It’s an interesting cultural difference that the British armed forces do after-action studies, just as the U.S. military does, but use a different terminology. We call our studies “Lessons Learned;” they call theirs “Lessons Identified.”
General Martin Dempsey, retiring chairman of the joint chiefs of staff, gave a revealing interview just published in the Joint Force Quarterly. In it, he makes profound, and in some ways surprising, comments about civil-military relations and the wars in Afghanistan and Iraq. His comments strike me as genuinely learned lessons that he has been applying in recent years.
He calls “valid criticism” the argument that in both nations the United States tried too hard to make their militaries like our own.

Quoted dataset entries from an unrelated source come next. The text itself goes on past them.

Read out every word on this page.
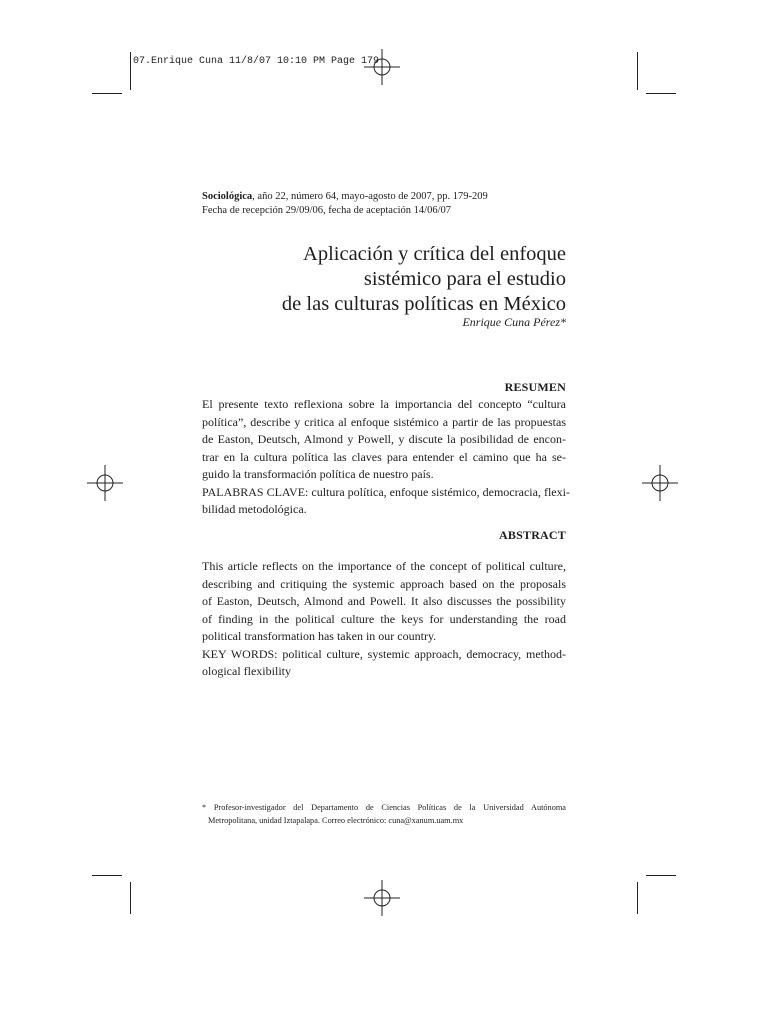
07.Enrique Cuna 11/8/07 10:10 PM Page 179
Sociológica, año 22, número 64, mayo-agosto de 2007, pp. 179-209
Fecha de recepción 29/09/06, fecha de aceptación 14/06/07
Aplicación y crítica del enfoque
sistémico para el estudio
de las culturas políticas en México
Enrique Cuna Pérez*
RESUMEN
El presente texto reflexiona sobre la importancia del concepto “cultura
política”, describe y critica al enfoque sistémico a partir de las propuestas
de Easton, Deutsch, Almond y Powell, y discute la posibilidad de encon-
trar en la cultura política las claves para entender el camino que ha se-
guido la transformación política de nuestro país.
PALABRAS CLAVE: cultura política, enfoque sistémico, democracia, flexi-
bilidad metodológica.
ABSTRACT
This article reflects on the importance of the concept of political culture,
describing and critiquing the systemic approach based on the proposals
of Easton, Deutsch, Almond and Powell. It also discusses the possibility
of finding in the political culture the keys for understanding the road
political transformation has taken in our country.
KEY WORDS: political culture, systemic approach, democracy, method-
ological flexibility
* Profesor-investigador del Departamento de Ciencias Políticas de la Universidad Autónoma
Metropolitana, unidad Iztapalapa. Correo electrónico: cuna@xanum.uam.mx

So you might ask, what would you do differently. First of all, I would have absolutely not disbanded the Iraqi army, and I would have absolutely not de-Ba’athified. We lost all of the bureaucrats who knew how to run the country. And I would have, in a transactional and conditional way, made it clear how we would help the Iraqis regain control of their own country, put it back on its feet. But there would have been no doubt from the start that it would be their responsibility and not ours.
He applies that lesson to the fight in Iraq today against ISIL:
So let’s fast-forward to Iraq today. Some people are saying, “Why aren’t you doing more, and sooner?” Our support needs to remain as support and not ownership. Furthermore, support needs to be conditional. If the Iraqi government does not meet its commitments to create a more inclusive political environment and to address some of the grievances of the Sunni and Kurd populations, then nothing we do will last. It will be painting over rust. We have eight lines of effort, two of which are military, and generally the military lines of effort leap out in front—and I do mean leap. That is who we are, right? If it is worth doing, it is worth overdoing. The military lines of effort will always be achieved. And that can be detrimental to the other lines of effort. I don’t know if that answers your question, but it is why I believe now that the use of the military instrument of power in issues of nonstate actors and failed states needs to be far more conditional and transactional than anything we do with state actors.
He believes that friction among policymakers is inevitable and acceptable.
I think the system is actually designed to create that friction in decisionmaking. …First, I would advise future leaders that friction and disagreement in decisionmaking is not a negative. Frankly, you should embrace friction. What I found was, and I can’t put a percentage on it, but in general the person at the table with the most persuasive argument tends to prevail in those environments. …In the military culture, as you know, we spend decades learning how to do campaign planning, and we start with a well-stated and clear objective. Then we build a campaign to achieve that objective, with intermediate objectives and milestones along the way. Then we come up with three courses of action: high risk, medium risk, and low risk. We pick the middle-risk option and execute. If you are an elected official, the likelihood of your conceiving a well-crafted and well-defined objective at the beginning is almost zero. Rather, as an elected official, your first instinct is to seek to understand what options you have.
So militarily I know I’ve got it, I have a nuclear option, but let’s just park that for a moment. What other options do I have in this magnificent toolbox called the U.S. military? What tools do I have that I can apply pressure with, that I can manage escalation with, and that I can integrate with the other instruments of national power? Elected officials are hardwired to ask for options first and then reverse-engineer objectives. And the military is hard-wired to do exactly the opposite.
Now what do we do about that situation? Nothing frankly. But that is the environment that we live and work in. I learned that pretty early on.
…my advice to my successors is get to know how our government functions. Don’t come to Washington thinking you’re going to get Washington to conform to your beliefs because that is generally never going to happen. You have to have a moral compass, but you have to understand the way people in this city make decisions. Also, you must understand that most big decisions are made in conjunction with budget cycles, not in conjunction with current events. If you want to change something in our system of government, you change it in the budget. Can you do things in between budgets cycles? Of course you can; we built in a certain amount of flux, but big changes are made in budget cycles, and that includes big changes in campaigns.
Wise comments and lessons learned, in my opinion.